If either party is unsatisfied with the panel’s ruling—either affirming or reversing the conviction or sentence—it may file for reconsideration or rehearing by the entire Court of Appeals, which may consist of over a dozen judges. These hearings, however, are rarely granted. If motions for reconsideration or rehearing fail and the conviction still stands, two major options remain: filing a petition for a writ of certiorari with the U.S. Supreme Court, or filing a motion under 28 U.S.C. § 2255 challenging the conviction or sentence.
A petition for a writ of certiorari is simply the document filed with the U.S. Supreme Court to ask it to hear a further appeal. A cert petition is a long shot, at best, because the Supreme Court accepts very few cases every year, while receiving thousands of petitions. In order for a cert petition to succeed, it must convince at least four members of the Court that the case presents interesting and important legal questions, preferably questions about which the various U.S. Courts of Appeal disagree. Effective writing and comprehensive research are essential for a cert petition to succeed; claims of innocence will not move the Court, only careful and persuasive legal arguments.
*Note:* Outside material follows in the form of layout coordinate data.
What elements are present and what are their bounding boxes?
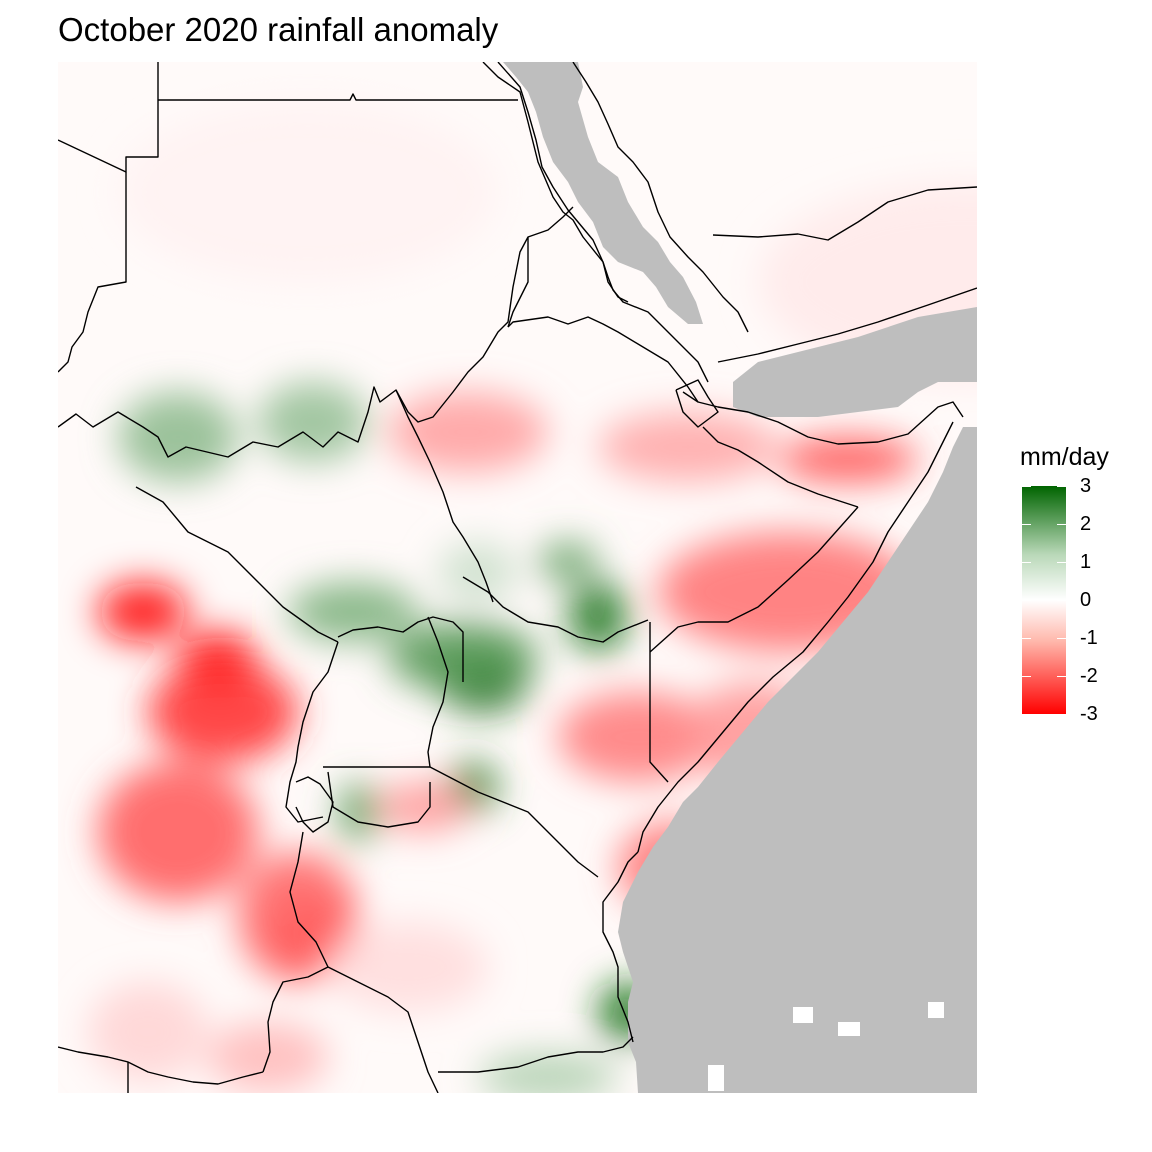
- legend-tick-mark: [1022, 524, 1031, 525]
- legend-tick-mark: [1022, 638, 1031, 639]
- arabia-aden-coast: [717, 287, 977, 363]
- anomaly-patch: [98, 582, 188, 642]
- anomaly-patch: [338, 782, 378, 842]
- border-kenya-somalia: [649, 622, 669, 783]
- anomaly-patch: [558, 692, 718, 782]
- island-cell: [928, 1002, 944, 1018]
- border-ethiopia-north: [507, 316, 699, 403]
- rainfall-anomaly-map: [58, 62, 977, 1093]
- island-cell: [708, 1065, 724, 1091]
- coastline: [327, 62, 977, 1043]
- border-tanzania-malawi: [327, 966, 439, 1093]
- border-kenya-tanzania: [429, 766, 599, 878]
- legend-tick-label: -3: [1080, 703, 1098, 725]
- border-sudan-ethiopia: [507, 237, 529, 328]
- border-ethiopia-kenya: [462, 576, 649, 643]
- tanzania-coast: [602, 851, 639, 1043]
- border-south-sudan-uganda-drc: [135, 486, 339, 643]
- border-tanzania-mozambique: [438, 1036, 634, 1073]
- legend-tick-mark: [1057, 600, 1066, 601]
- legend-tick-mark: [1022, 714, 1031, 715]
- anomaly-patch: [478, 1052, 618, 1093]
- legend-tick-label: 1: [1080, 551, 1092, 573]
- anomaly-patch: [378, 782, 468, 832]
- anomaly-patch: [598, 412, 778, 482]
- anomaly-patch: [388, 392, 548, 472]
- anomaly-patch: [98, 762, 258, 902]
- border-sudan-south-sudan: [58, 206, 574, 458]
- legend-tick-label: -2: [1080, 665, 1098, 687]
- border-drc-zambia: [58, 1046, 264, 1085]
- border-uganda-south-sudan: [337, 616, 464, 682]
- anomaly-patch: [538, 542, 598, 582]
- border-djibouti: [675, 379, 719, 428]
- anomaly-patch: [88, 982, 208, 1082]
- island-cell: [838, 1022, 860, 1036]
- anomaly-patch: [778, 437, 918, 482]
- legend-tick-mark: [1057, 714, 1066, 715]
- border-uganda-kenya: [427, 616, 449, 768]
- indian-ocean: [618, 427, 977, 1093]
- border-rwanda-burundi: [295, 776, 334, 833]
- map-title: October 2020 rainfall anomaly: [58, 11, 499, 48]
- border-libya-egypt-sudan: [58, 62, 159, 173]
- legend-tick-mark: [1022, 486, 1031, 487]
- gulf-of-aden: [733, 307, 977, 417]
- legend-tick-mark: [1057, 524, 1066, 525]
- border-ethiopia-somalia: [649, 506, 859, 653]
- legend-tick-label: 0: [1080, 589, 1092, 611]
- legend-tick-mark: [1022, 600, 1031, 601]
- no-data-layer: [503, 62, 977, 1093]
- red-sea-coast-west: [497, 62, 629, 303]
- arabia-south-coast: [712, 186, 977, 241]
- border-uganda-drc-west: [285, 641, 339, 823]
- anomaly-layer: [88, 102, 977, 1093]
- lake-victoria: [327, 771, 431, 828]
- anomaly-patch: [118, 392, 238, 482]
- border-somaliland: [702, 426, 859, 508]
- legend-tick-mark: [1057, 638, 1066, 639]
- legend-tick-mark: [1022, 676, 1031, 677]
- anomaly-patch: [118, 102, 498, 282]
- border-tanzania-zambia: [262, 966, 329, 1073]
- anomaly-patch: [148, 662, 298, 762]
- legend-tick-mark: [1057, 486, 1066, 487]
- gulf-of-aden-coast: [682, 391, 964, 445]
- legend-title: mm/day: [1020, 443, 1109, 471]
- border-egypt-sudan: [158, 93, 518, 101]
- legend-tick-label: 3: [1080, 475, 1092, 497]
- anomaly-patch: [258, 382, 368, 462]
- somalia-east-coast: [637, 421, 954, 853]
- border-chad-sudan: [58, 172, 127, 373]
- anomaly-patch: [238, 852, 358, 982]
- color-legend: mm/day 3 2 1 0 -1 -2 -3: [1020, 442, 1140, 732]
- legend-tick-label: 2: [1080, 513, 1092, 535]
- anomaly-patch: [438, 542, 518, 602]
- border-burundi-tanzania: [289, 831, 329, 968]
- legend-tick-mark: [1057, 562, 1066, 563]
- island-cell: [793, 1007, 813, 1023]
- legend-tick-mark: [1057, 676, 1066, 677]
- border-ethiopia-south-sudan: [395, 389, 494, 603]
- red-sea-coast-east: [572, 62, 749, 333]
- country-borders: [58, 62, 859, 1093]
- legend-tick-label: -1: [1080, 627, 1098, 649]
- anomaly-patch: [288, 582, 418, 642]
- anomaly-patch: [328, 922, 488, 1012]
- red-sea: [503, 62, 703, 324]
- border-eritrea: [482, 62, 709, 383]
- legend-tick-mark: [1022, 562, 1031, 563]
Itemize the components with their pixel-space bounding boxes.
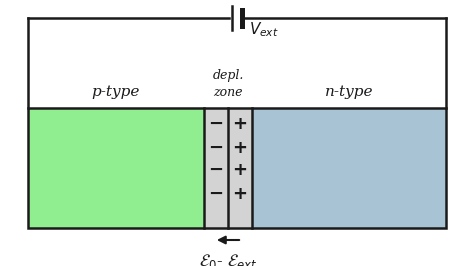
Text: $V_{ext}$: $V_{ext}$ xyxy=(249,20,279,39)
Bar xyxy=(28,108,204,228)
Text: +: + xyxy=(233,185,247,203)
Bar xyxy=(204,108,228,228)
Text: n-type: n-type xyxy=(325,85,373,99)
Bar xyxy=(252,108,446,228)
Text: −: − xyxy=(209,161,224,179)
Text: −: − xyxy=(209,185,224,203)
Bar xyxy=(228,108,252,228)
Text: −: − xyxy=(209,115,224,133)
Text: $\mathcal{E}_0$- $\mathcal{E}_{ext}$: $\mathcal{E}_0$- $\mathcal{E}_{ext}$ xyxy=(199,252,257,266)
Text: −: − xyxy=(209,139,224,157)
Bar xyxy=(28,108,446,228)
Text: +: + xyxy=(233,139,247,157)
Text: +: + xyxy=(233,161,247,179)
Text: +: + xyxy=(233,115,247,133)
Text: p-type: p-type xyxy=(92,85,140,99)
Text: depl.
zone: depl. zone xyxy=(212,69,244,98)
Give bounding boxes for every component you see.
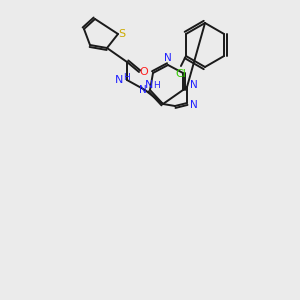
Text: H: H xyxy=(124,73,130,82)
Text: H: H xyxy=(153,80,159,89)
Text: Cl: Cl xyxy=(176,69,186,79)
Text: N: N xyxy=(139,85,147,95)
Text: N: N xyxy=(164,53,172,63)
Text: S: S xyxy=(118,29,126,39)
Text: N: N xyxy=(190,80,198,90)
Text: N: N xyxy=(190,100,198,110)
Text: N: N xyxy=(145,80,153,90)
Text: O: O xyxy=(140,67,148,77)
Text: N: N xyxy=(115,75,123,85)
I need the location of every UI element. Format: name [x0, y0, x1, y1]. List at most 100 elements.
Normally a convicted defendant’s last chance for relief is by filing a 2255 motion challenging the conviction or sentence. This motion is a substitute for the more famous petition for a writ of habeas corpus, which still exists but has largely been supplanted by the 2255 motion for reasons of convenience. Unlike in a direct appeal, a 2255 motion is filed in the trial court where a defendant was convicted, not in an appellate court (though it may later be appealed there). On a 2255 motion, the convicting court considers arguments that fundamental errors occurred at trial, whether or not objections to those errors were raised at the time. These fundamental errors may include constitutional violations such as conviction under an unconstitutional law, denial of the right to effective assistance of counsel, or imposition of an illegal sentence. Notably, unlike on direct appeal, on a 2255 motion a defendant may present new evidence innocence that was not previously available. If the court is convinced that fundamental error has occurred, it can then take any number of actions including vacating a conviction or sentence and scheduling a new trial or new sentencing hearing.
Successfully challenging convictions on appeal or in post-conviction proceedings requires different skills than for effective representation at trial. It is important to hire appellate counsel with the experience necessary to both effectively argue complex legal issues and to navigate the procedural rules for appeals and post-conviction proceedings. Ideally, a defendant going to trial should contact an experienced appellate lawyer prior to trial and, at the very least, he should retain appellate counsel immediately after conviction to ensure that the strict federal filing deadlines are met.
The information provided above is a very general summary of the federal criminal appellate process at the time this text was prepared. Because this analysis is subject to change depending upon recent cases and legal developments, you should not rely on this summary as legal advice. As with any important legal question, you should always consult a lawyer licensed to practice in your jurisdiction.